自他の区別が見えなくなり、相手とジトッとした関係になることで、不安を紛らわそうとしている。

(参考)→「目の前の人に因縁をつけたくなる理由

 依存症とか、パーソナリティ障害の方と接すると、まとわりつくようなエネルギーを感じることがありますが、まさにあのような感じ。

(参考)→「依存症(アルコール等)とは何か?真の原因と克服に必要な6つのこと」 

    →「パーソナリティ障害の正しい理解と克服のための7つのポイント

 

 
 結局このような巻き込むようなジッとりした関わりは、その人の家族が行っていた関わり方だったりします。不安とともにその関わり方も、内面化して引き継いでいる。

(参考)→「内面化した親の価値観の影響
 

 人に対してイライラしたり、怒りを感じたときは、「自分の不安からでは?」と疑ってみて、チェックしてみるとものすごく良いです。

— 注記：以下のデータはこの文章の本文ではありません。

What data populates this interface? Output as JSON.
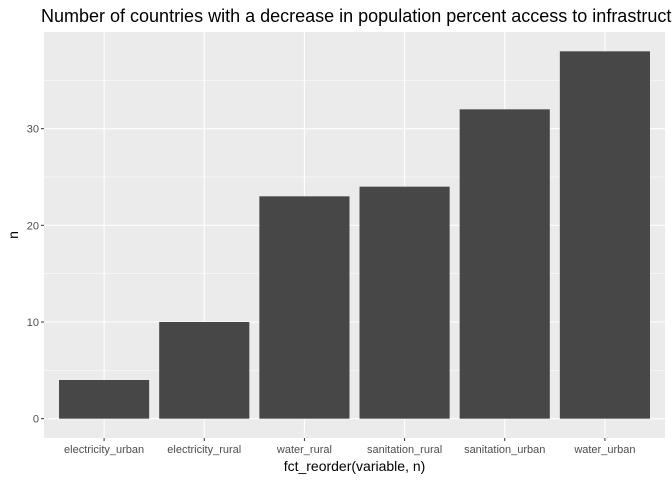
{
  "chart_data": {
    "type": "bar",
    "title": "Number of countries with a decrease in population percent access to infrastructure",
    "xlabel": "fct_reorder(variable, n)",
    "ylabel": "n",
    "categories": [
      "electricity_urban",
      "electricity_rural",
      "water_rural",
      "sanitation_rural",
      "sanitation_urban",
      "water_urban"
    ],
    "values": [
      4,
      10,
      23,
      24,
      32,
      38
    ],
    "ylim": [
      -2,
      40
    ],
    "yticks": [
      0,
      10,
      20,
      30
    ],
    "grid": true,
    "legend": "none",
    "colors": {
      "bar": "#474747",
      "panel": "#ebebeb",
      "grid_major": "#ffffff"
    }
  }
}
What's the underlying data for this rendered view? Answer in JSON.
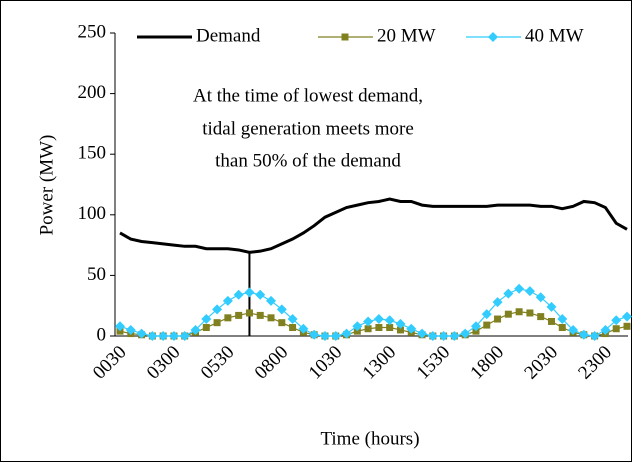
{
  "chart_data": {
    "type": "line",
    "y_label": "Power (MW)",
    "x_label": "Time (hours)",
    "annotation": [
      "At the time of lowest demand,",
      "tidal generation meets more",
      "than 50% of the demand"
    ],
    "categories": [
      "0030",
      null,
      null,
      null,
      null,
      "0300",
      null,
      null,
      null,
      null,
      "0530",
      null,
      null,
      null,
      null,
      "0800",
      null,
      null,
      null,
      null,
      "1030",
      null,
      null,
      null,
      null,
      "1300",
      null,
      null,
      null,
      null,
      "1530",
      null,
      null,
      null,
      null,
      "1800",
      null,
      null,
      null,
      null,
      "2030",
      null,
      null,
      null,
      null,
      "2300",
      null,
      null
    ],
    "ylim": [
      0,
      250
    ],
    "yticks": [
      0,
      50,
      100,
      150,
      200,
      250
    ],
    "legend": "top",
    "series": [
      {
        "name": "Demand",
        "color": "#000000",
        "marker": "none",
        "values": [
          85,
          80,
          78,
          77,
          76,
          75,
          74,
          74,
          72,
          72,
          72,
          71,
          69,
          70,
          72,
          76,
          80,
          85,
          91,
          98,
          102,
          106,
          108,
          110,
          111,
          113,
          111,
          111,
          108,
          107,
          107,
          107,
          107,
          107,
          107,
          108,
          108,
          108,
          108,
          107,
          107,
          105,
          107,
          111,
          110,
          106,
          93,
          88
        ]
      },
      {
        "name": "20 MW",
        "color": "#808020",
        "marker": "square",
        "values": [
          4,
          2,
          1,
          0,
          0,
          0,
          0,
          3,
          7,
          11,
          15,
          17,
          19,
          17,
          15,
          11,
          7,
          3,
          1,
          0,
          0,
          1,
          4,
          6,
          7,
          7,
          5,
          3,
          1,
          0,
          0,
          0,
          1,
          4,
          9,
          14,
          18,
          20,
          19,
          16,
          12,
          7,
          3,
          1,
          0,
          2,
          6,
          8
        ]
      },
      {
        "name": "40 MW",
        "color": "#33ccff",
        "marker": "diamond",
        "values": [
          8,
          5,
          2,
          0,
          0,
          0,
          0,
          5,
          14,
          22,
          29,
          34,
          36,
          34,
          29,
          22,
          14,
          6,
          1,
          0,
          0,
          2,
          8,
          12,
          14,
          13,
          10,
          6,
          2,
          0,
          0,
          0,
          2,
          8,
          18,
          28,
          35,
          39,
          37,
          32,
          24,
          14,
          5,
          1,
          0,
          5,
          13,
          16
        ]
      }
    ]
  }
}
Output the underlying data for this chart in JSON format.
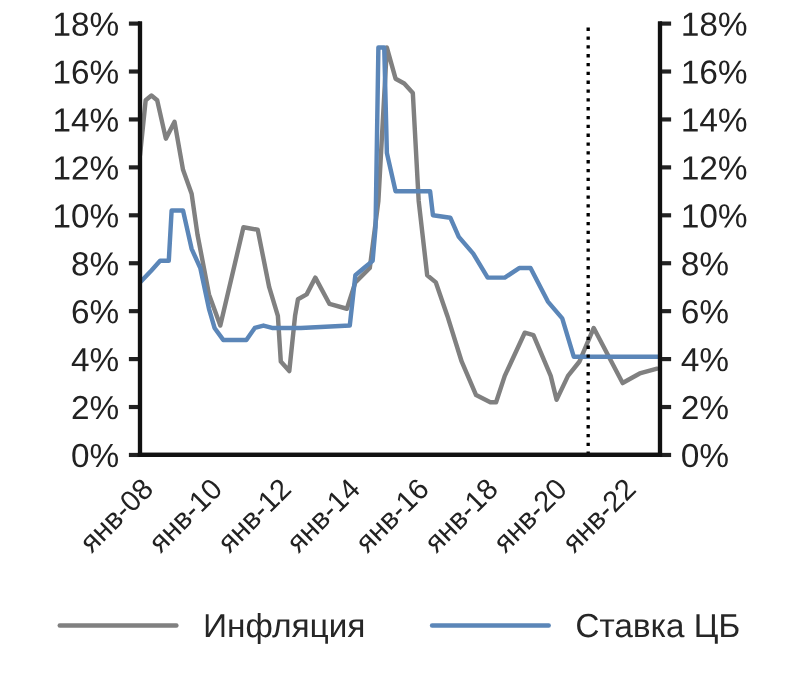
{
  "chart_data": {
    "type": "line",
    "legend": "bottom",
    "grid": false,
    "line_style": "solid",
    "marker": "none",
    "xlim": [
      "2008-01",
      "2023-02"
    ],
    "xticks": [
      {
        "value": "2008-01",
        "label": "янв-08"
      },
      {
        "value": "2010-01",
        "label": "янв-10"
      },
      {
        "value": "2012-01",
        "label": "янв-12"
      },
      {
        "value": "2014-01",
        "label": "янв-14"
      },
      {
        "value": "2016-01",
        "label": "янв-16"
      },
      {
        "value": "2018-01",
        "label": "янв-18"
      },
      {
        "value": "2020-01",
        "label": "янв-20"
      },
      {
        "value": "2022-01",
        "label": "янв-22"
      }
    ],
    "ylim": [
      0,
      18
    ],
    "yticks": [
      {
        "value": 0,
        "label": "0%"
      },
      {
        "value": 2,
        "label": "2%"
      },
      {
        "value": 4,
        "label": "4%"
      },
      {
        "value": 6,
        "label": "6%"
      },
      {
        "value": 8,
        "label": "8%"
      },
      {
        "value": 10,
        "label": "10%"
      },
      {
        "value": 12,
        "label": "12%"
      },
      {
        "value": 14,
        "label": "14%"
      },
      {
        "value": 16,
        "label": "16%"
      },
      {
        "value": 18,
        "label": "18%"
      }
    ],
    "y2lim": [
      0,
      18
    ],
    "y2ticks": [
      {
        "value": 0,
        "label": "0%"
      },
      {
        "value": 2,
        "label": "2%"
      },
      {
        "value": 4,
        "label": "4%"
      },
      {
        "value": 6,
        "label": "6%"
      },
      {
        "value": 8,
        "label": "8%"
      },
      {
        "value": 10,
        "label": "10%"
      },
      {
        "value": 12,
        "label": "12%"
      },
      {
        "value": 14,
        "label": "14%"
      },
      {
        "value": 16,
        "label": "16%"
      },
      {
        "value": 18,
        "label": "18%"
      }
    ],
    "ref_lines": [
      {
        "axis": "x",
        "value": "2021-01",
        "color": "#000000",
        "line_style": "dotted"
      }
    ],
    "series": [
      {
        "name": "Инфляция",
        "color": "#808080",
        "x": [
          "2008-01",
          "2008-03",
          "2008-05",
          "2008-07",
          "2008-10",
          "2009-01",
          "2009-04",
          "2009-07",
          "2009-09",
          "2010-01",
          "2010-05",
          "2011-01",
          "2011-06",
          "2011-10",
          "2012-01",
          "2012-02",
          "2012-05",
          "2012-07",
          "2012-08",
          "2012-11",
          "2013-02",
          "2013-07",
          "2014-01",
          "2014-04",
          "2014-09",
          "2014-12",
          "2015-03",
          "2015-06",
          "2015-09",
          "2015-12",
          "2016-02",
          "2016-05",
          "2016-08",
          "2016-12",
          "2017-05",
          "2017-10",
          "2018-03",
          "2018-05",
          "2018-08",
          "2019-03",
          "2019-06",
          "2019-12",
          "2020-02",
          "2020-06",
          "2020-10",
          "2021-03",
          "2022-01",
          "2022-04",
          "2022-07",
          "2023-01"
        ],
        "values": [
          12.5,
          14.8,
          15.0,
          14.8,
          13.2,
          13.9,
          11.9,
          10.9,
          9.2,
          6.7,
          5.4,
          9.5,
          9.4,
          7.0,
          5.8,
          3.9,
          3.5,
          5.8,
          6.5,
          6.7,
          7.4,
          6.3,
          6.1,
          7.2,
          7.8,
          10.6,
          17.0,
          15.7,
          15.5,
          15.1,
          10.6,
          7.5,
          7.2,
          5.8,
          3.9,
          2.5,
          2.2,
          2.2,
          3.3,
          5.1,
          5.0,
          3.3,
          2.3,
          3.3,
          3.9,
          5.3,
          3.0,
          3.2,
          3.4,
          3.6
        ]
      },
      {
        "name": "Ставка ЦБ",
        "color": "#5b86b8",
        "x": [
          "2008-01",
          "2008-05",
          "2008-08",
          "2008-11",
          "2008-12",
          "2009-04",
          "2009-07",
          "2009-10",
          "2010-01",
          "2010-03",
          "2010-06",
          "2011-02",
          "2011-05",
          "2011-08",
          "2011-11",
          "2012-09",
          "2014-02",
          "2014-04",
          "2014-07",
          "2014-10",
          "2014-11",
          "2014-12",
          "2015-02",
          "2015-03",
          "2015-06",
          "2016-06",
          "2016-07",
          "2017-01",
          "2017-04",
          "2017-09",
          "2018-02",
          "2018-08",
          "2019-01",
          "2019-05",
          "2019-11",
          "2020-04",
          "2020-08",
          "2023-02"
        ],
        "values": [
          7.2,
          7.7,
          8.1,
          8.1,
          10.2,
          10.2,
          8.6,
          7.8,
          6.1,
          5.3,
          4.8,
          4.8,
          5.3,
          5.4,
          5.3,
          5.3,
          5.4,
          7.5,
          7.8,
          8.1,
          9.5,
          17.0,
          17.0,
          12.6,
          11.0,
          11.0,
          10.0,
          9.9,
          9.1,
          8.4,
          7.4,
          7.4,
          7.8,
          7.8,
          6.4,
          5.7,
          4.1,
          4.1
        ]
      }
    ]
  }
}
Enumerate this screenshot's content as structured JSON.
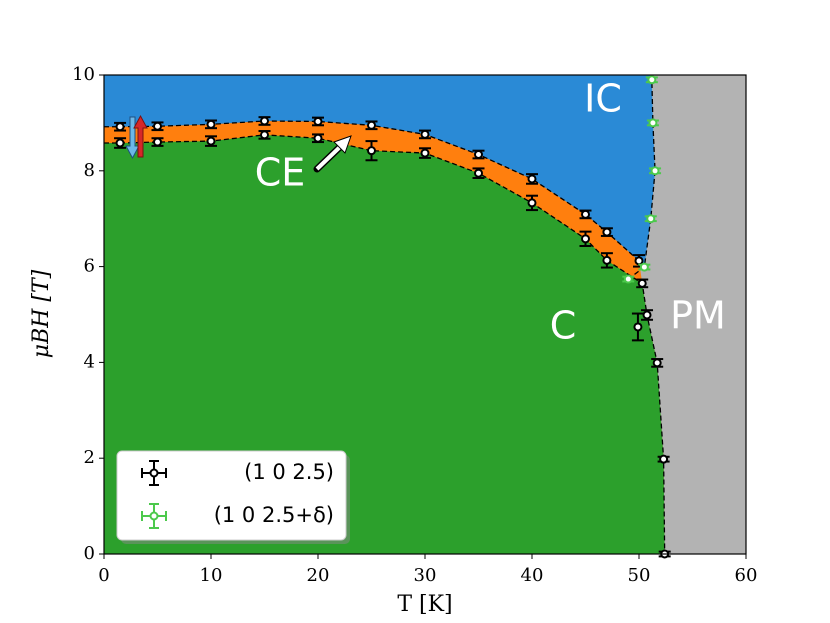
{
  "chart_data": {
    "type": "scatter",
    "xlabel": "T [K]",
    "ylabel": "μBH [T]",
    "xlim": [
      0,
      60
    ],
    "ylim": [
      0,
      10
    ],
    "xticks": [
      0,
      10,
      20,
      30,
      40,
      50,
      60
    ],
    "yticks": [
      0,
      2,
      4,
      6,
      8,
      10
    ],
    "annotations": [
      "IC",
      "CE",
      "C",
      "PM"
    ],
    "region_colors": {
      "IC": "#2a8ad6",
      "CE": "#ff7f0e",
      "C": "#2ca02c",
      "PM": "#b3b3b3"
    },
    "legend": "lower left",
    "series": [
      {
        "name": "(1 0 2.5)",
        "color": "#000000",
        "x": [
          1.5,
          5,
          10,
          15,
          20,
          25,
          30,
          35,
          40,
          45,
          47,
          50
        ],
        "values": [
          8.92,
          8.93,
          8.97,
          9.04,
          9.03,
          8.95,
          8.76,
          8.34,
          7.83,
          7.09,
          6.72,
          6.12
        ],
        "yerr": [
          0.08,
          0.08,
          0.08,
          0.08,
          0.08,
          0.08,
          0.08,
          0.08,
          0.1,
          0.08,
          0.08,
          0.12
        ]
      },
      {
        "color": "#000000",
        "x": [
          1.5,
          5,
          10,
          15,
          20,
          25,
          30,
          35,
          40,
          45,
          47,
          50.3,
          50.75,
          51.7,
          52.3,
          52.4
        ],
        "values": [
          8.58,
          8.6,
          8.62,
          8.75,
          8.68,
          8.42,
          8.37,
          7.95,
          7.33,
          6.58,
          6.13,
          5.65,
          4.99,
          3.99,
          1.98,
          0
        ],
        "yerr": [
          0.1,
          0.08,
          0.1,
          0.08,
          0.08,
          0.2,
          0.1,
          0.1,
          0.15,
          0.15,
          0.15,
          0.08,
          0.1,
          0.08,
          0.05,
          0.05
        ]
      },
      {
        "color": "#000000",
        "x": [
          49.9
        ],
        "values": [
          4.74
        ],
        "yerr": [
          0.28
        ]
      },
      {
        "name": "(1 0 2.5+δ)",
        "color": "#4cc94c",
        "x": [
          51.2,
          51.3,
          51.5,
          51.1,
          50.5,
          49.0
        ],
        "values": [
          9.9,
          9.0,
          8.0,
          7.0,
          5.99,
          5.74
        ],
        "yerr": [
          0.05,
          0.05,
          0.05,
          0.05,
          0.05,
          0.05
        ]
      }
    ]
  }
}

 ほぼすべてのシーンで、自分の不安が原因であることに気が付きます。
気がつくと、スーッと、イライラが消えていったりします。根底にある「不安」をこそ手当をしないといけない問題ということに目が向くようになるのです。

 

「不安」を健康な性質、水準に戻すことも、自我を確立するためには必須と言えます。